Kempinski’s pleasure of writing the play didn’t transform well once the play opened at the Young Vic to disastrous reviews. Of the opening, the New York Times wrote, “Distinguished artistic director, David Thacker, has come together with the actress Helen Mirren and the “Duet for One” playwright Tom Kempinski to provide one of the most spectacularly unfunny evenings the London theater has seen in decades. This is a unfortunate in that the play they are doing is intended as a farce. “Sex Please, We’re Italian” has one of those nudging titles that would suggest that Kempinski is hoping to make a late-life entry into the Ray Cooney college of mild sexual innuendo and complex plot machinery, without the vaguest idea of how to do it. As a result, we have an assortment of increasingly unhappy character actors led by Mirren roaming the stage in desperate search of something to do or some way of preventing the audience from demanding their money back. From a first reading of this script, it should have been clear that not only was there no play here but that Kempinski has not the faintest notion of the ground rules of farce. Vague allegations of sexual goings-on in a convent are not of themselves hilarious, nor does it help to have the bishop of Naples standing around at the side of the set waiting, like the rest of us, for something funny to happen. It doesn’t”.

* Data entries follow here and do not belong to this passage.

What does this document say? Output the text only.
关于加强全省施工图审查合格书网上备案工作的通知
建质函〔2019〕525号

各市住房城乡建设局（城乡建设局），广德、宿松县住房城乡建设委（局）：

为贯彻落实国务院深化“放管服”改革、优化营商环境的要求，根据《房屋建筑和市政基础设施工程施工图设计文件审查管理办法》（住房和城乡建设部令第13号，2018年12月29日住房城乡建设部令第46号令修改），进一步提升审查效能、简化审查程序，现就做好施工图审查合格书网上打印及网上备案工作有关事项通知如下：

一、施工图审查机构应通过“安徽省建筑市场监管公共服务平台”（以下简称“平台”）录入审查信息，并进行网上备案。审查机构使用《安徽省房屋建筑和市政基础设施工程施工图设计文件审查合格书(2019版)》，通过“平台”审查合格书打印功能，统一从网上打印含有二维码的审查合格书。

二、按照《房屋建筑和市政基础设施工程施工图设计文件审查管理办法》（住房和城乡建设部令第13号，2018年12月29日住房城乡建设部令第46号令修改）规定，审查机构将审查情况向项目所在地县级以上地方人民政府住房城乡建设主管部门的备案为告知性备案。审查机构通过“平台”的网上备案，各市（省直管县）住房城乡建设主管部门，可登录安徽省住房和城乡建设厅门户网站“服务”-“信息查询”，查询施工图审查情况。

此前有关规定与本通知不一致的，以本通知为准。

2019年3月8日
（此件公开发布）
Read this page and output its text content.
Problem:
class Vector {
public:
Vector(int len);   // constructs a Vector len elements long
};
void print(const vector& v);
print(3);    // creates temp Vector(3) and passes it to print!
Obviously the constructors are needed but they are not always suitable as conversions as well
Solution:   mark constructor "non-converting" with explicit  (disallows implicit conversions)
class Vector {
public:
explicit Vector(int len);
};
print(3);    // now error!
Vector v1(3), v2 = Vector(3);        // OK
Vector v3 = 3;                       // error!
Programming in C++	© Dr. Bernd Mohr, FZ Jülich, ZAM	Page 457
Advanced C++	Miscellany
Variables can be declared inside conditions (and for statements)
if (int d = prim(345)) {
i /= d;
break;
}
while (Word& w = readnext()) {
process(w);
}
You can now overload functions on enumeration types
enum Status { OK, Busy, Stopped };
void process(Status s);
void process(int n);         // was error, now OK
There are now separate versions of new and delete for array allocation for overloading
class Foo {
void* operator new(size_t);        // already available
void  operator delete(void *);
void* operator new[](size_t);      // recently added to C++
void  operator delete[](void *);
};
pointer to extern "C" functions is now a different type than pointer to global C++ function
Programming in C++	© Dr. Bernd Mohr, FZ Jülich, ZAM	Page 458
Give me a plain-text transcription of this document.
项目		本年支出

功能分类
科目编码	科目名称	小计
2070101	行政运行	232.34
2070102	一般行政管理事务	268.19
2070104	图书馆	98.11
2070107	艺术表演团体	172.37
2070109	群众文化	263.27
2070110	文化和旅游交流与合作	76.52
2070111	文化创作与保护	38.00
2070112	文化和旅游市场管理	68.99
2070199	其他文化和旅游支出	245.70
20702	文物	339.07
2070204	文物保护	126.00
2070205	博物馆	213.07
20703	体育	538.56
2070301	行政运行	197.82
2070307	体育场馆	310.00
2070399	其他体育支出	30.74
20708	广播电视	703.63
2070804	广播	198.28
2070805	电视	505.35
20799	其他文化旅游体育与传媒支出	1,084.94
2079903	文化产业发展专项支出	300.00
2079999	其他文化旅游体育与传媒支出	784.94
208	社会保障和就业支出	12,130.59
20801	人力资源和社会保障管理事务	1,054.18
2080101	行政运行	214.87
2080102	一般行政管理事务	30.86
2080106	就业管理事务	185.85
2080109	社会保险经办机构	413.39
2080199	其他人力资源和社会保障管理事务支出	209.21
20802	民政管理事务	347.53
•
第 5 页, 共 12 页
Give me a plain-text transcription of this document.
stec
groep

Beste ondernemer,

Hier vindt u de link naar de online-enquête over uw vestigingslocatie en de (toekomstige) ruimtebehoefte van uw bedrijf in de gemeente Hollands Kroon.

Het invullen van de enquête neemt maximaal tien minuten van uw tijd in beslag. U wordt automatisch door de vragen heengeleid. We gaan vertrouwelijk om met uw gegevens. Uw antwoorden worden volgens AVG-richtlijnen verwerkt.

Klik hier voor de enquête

Helen Mirren recalled this production as “traumatic” in an interview with the Independent several years later: “The last play I was in was so traumatic I can’t think any more. It was Sex Please, We’re Italian at the Young Vic, three years ago. We all thought it was brilliant, the try-out audiences loved it, cheering like mad at the curtain – then came the first night, and it was a slaughterhouse. The critics massacred us. The theatre emptied, just like that. Terrifying.”